Acute Myocardial Infarction Management Questioned


During the last 4 decades, the epidemiologic characteristics of acute myocardial infarction have changed.

Recently, Jeffrey Anderson, MD, of the Intermountain Medical Center Heart Institute, and David Morrow, MD, of Brigham and Women’s Hospital, have reviewed how initial presentation and in-hospital management of type I acute myocardial infarction, with or without ST-segment elevation, is handled.

Definition and Types

The authors define acute myocardial infarction as “an event of myocardial necrosis caused by an unstable ischemic syndrome,” and add that clinical evaluation, an electrocardiogram (ECG), imaging, biochemical testing, and a pathological evaluation are additional steps in diagnosing the disorder.

Acute myocardial infarction is divided into 2 broad categories: the absence or presence of ST-segment elevation according to the ECG. There are 6 additional classifications.

Epidemiologic Features

During the last 30 to 40 years, the epidemiologic characteristics of acute myocardial infarction have changed. Incidence has declined, but there are still around 550,000 first episodes and 200,000 recurrent episodes per year.

Low- to middle-income countries bear the greatest burden of cardiovascular disease, with 80% of deaths globally occurring in those countries. Income is directly related to risk, with more risk in higher income countries. However, the authors note, “an inverse relationship was noted for rates of acute myocardial infarction.” It is likely that more preventative measures are taken in higher-income countries and that offsets the greater risk burden.

Pathobiologic Features

Usually, acute myocardial infarction happens when an atherosclerotic coronary plaque, which is lipid-laden and vulnerable, ruptures or erodes. Lipid-lowering therapies have led to erosion being the underlying cause more often than rupture. About 10% of cases of acute myocardial infarction occur in the absence of critical epicardial coronary disease.

Initial Medical Evaluation and Risk Assessment

Patients may have chest discomfort, dyspnea, unexplained weakness, or a combination of those symptoms and should be referred to an emergency department if acute myocardial infarction is suspected. Following an ECG, which should be performed within 10 minutes of the patient’s arrival, blood should be taken and rapid diagnostic triage performed.

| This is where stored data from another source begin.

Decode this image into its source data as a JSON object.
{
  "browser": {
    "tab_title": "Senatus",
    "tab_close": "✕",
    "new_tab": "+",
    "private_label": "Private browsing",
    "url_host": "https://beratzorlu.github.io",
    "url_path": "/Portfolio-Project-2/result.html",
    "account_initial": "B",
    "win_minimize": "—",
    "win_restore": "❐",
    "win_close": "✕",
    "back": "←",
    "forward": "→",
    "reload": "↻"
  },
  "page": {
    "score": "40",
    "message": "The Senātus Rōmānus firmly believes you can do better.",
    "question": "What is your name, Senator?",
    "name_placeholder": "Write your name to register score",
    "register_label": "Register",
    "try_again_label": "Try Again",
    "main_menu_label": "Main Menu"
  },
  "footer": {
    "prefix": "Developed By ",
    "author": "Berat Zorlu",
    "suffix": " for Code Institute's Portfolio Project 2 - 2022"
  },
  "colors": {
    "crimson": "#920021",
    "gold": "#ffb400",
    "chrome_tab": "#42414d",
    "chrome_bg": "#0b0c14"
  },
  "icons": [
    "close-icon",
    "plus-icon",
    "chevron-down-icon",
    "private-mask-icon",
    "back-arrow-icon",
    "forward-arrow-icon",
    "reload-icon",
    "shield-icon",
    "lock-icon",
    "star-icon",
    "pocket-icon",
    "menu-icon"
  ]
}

The authors say that 2 risks should be assessed: the risk that the problem is an acute coronary syndrome, and the risk of an early adverse outcome. There are 2 validated models for assessing those risks, the Thrombolysis in Myocardial Infarction (TIMI) and the Global Registry of Acute Coronary Events (GRACE) models.

Initial Medical Care

The authors discuss prehospital care, which is a major factor in morbidity and mortality, and emergency department and early inpatient care, which make up the initial management of acute coronary syndromes. Prehospital care should include a rapid assessment, initiation of treatment, and transportation to a hospital at the minimum. Additional steps, such as an ECG and STEMI diagnosis, can lead to superior outcomes.

Bed rest and beginning antithrombotic therapy make up the initial management of acute coronary syndromes. According to the authors, “The severity of the symptoms dictates other features of general care.”

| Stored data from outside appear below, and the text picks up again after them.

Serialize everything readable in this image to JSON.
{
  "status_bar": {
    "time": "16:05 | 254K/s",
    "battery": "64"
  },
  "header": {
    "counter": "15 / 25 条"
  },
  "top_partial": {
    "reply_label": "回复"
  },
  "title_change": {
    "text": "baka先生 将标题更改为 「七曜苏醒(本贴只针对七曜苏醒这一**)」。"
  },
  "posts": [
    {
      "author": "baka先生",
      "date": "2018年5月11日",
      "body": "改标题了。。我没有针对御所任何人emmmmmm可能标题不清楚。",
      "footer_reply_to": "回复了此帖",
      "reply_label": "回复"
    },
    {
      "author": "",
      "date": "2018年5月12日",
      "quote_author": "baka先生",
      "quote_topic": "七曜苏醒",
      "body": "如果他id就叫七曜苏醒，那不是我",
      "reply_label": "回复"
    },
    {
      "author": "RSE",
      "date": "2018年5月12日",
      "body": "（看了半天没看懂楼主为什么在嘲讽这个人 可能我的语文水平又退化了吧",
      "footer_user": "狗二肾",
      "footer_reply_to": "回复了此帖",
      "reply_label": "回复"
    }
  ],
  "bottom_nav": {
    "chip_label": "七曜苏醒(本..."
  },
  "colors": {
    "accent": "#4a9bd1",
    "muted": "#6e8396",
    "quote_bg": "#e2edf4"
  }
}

Although it is routine in most places to supplement oxygen, evidence does not support its use unless the patient has lower than normal oxygen levels or is in respiratory distress. Sublingual nitroglycerin, beta-blocker therapy, angiotensin-converting-enzyme (ACE) inhibitors, and aldosterone inhibitors may be indicated, depending on the patient.

Selection of a Management Strategy

The management strategy in acute myocardial infarction cases depends in large part on whether or not the ECG indicates ST-segment elevation. Treatment of STEMI has advanced in the last 30 years, thanks to emergency reperfusion of ischemic myocardium that is in the process of becoming infarcted. It is the preferred approach in PCI capable hospitals when the onset of symptoms is within 12 hours.

The authors do note, “An ongoing controversy in the use of PCI for STEMI is the approach to stenoses in nonculprit coronary arteries,” and add that large, randomized trials are needed.

In cases without ST-segment elevation, there are 2 strategies, either an invasive strategy or an ischemia-guided strategy. The authors say that an invasive strategy is favored by most patients and has better outcomes. Sometimes initial medical therapy allows for a slightly delayed approach of 12 to 24 hours, and some patients may be able to wait 25 to 72 hours for an angioplasty. Patients with a low risk of recurrent ischemia or where interventional services are unavailable may need an ischemia-guided strategy.

Future Directions

The authors suggest that adherence to evidence-based guidelines, as well as improving how those guidelines are translated into routine practice, are going to be the best way to improve fatality rates among patients with acute myocardial infarction. The full review can be found in The New England Journal of Medicine.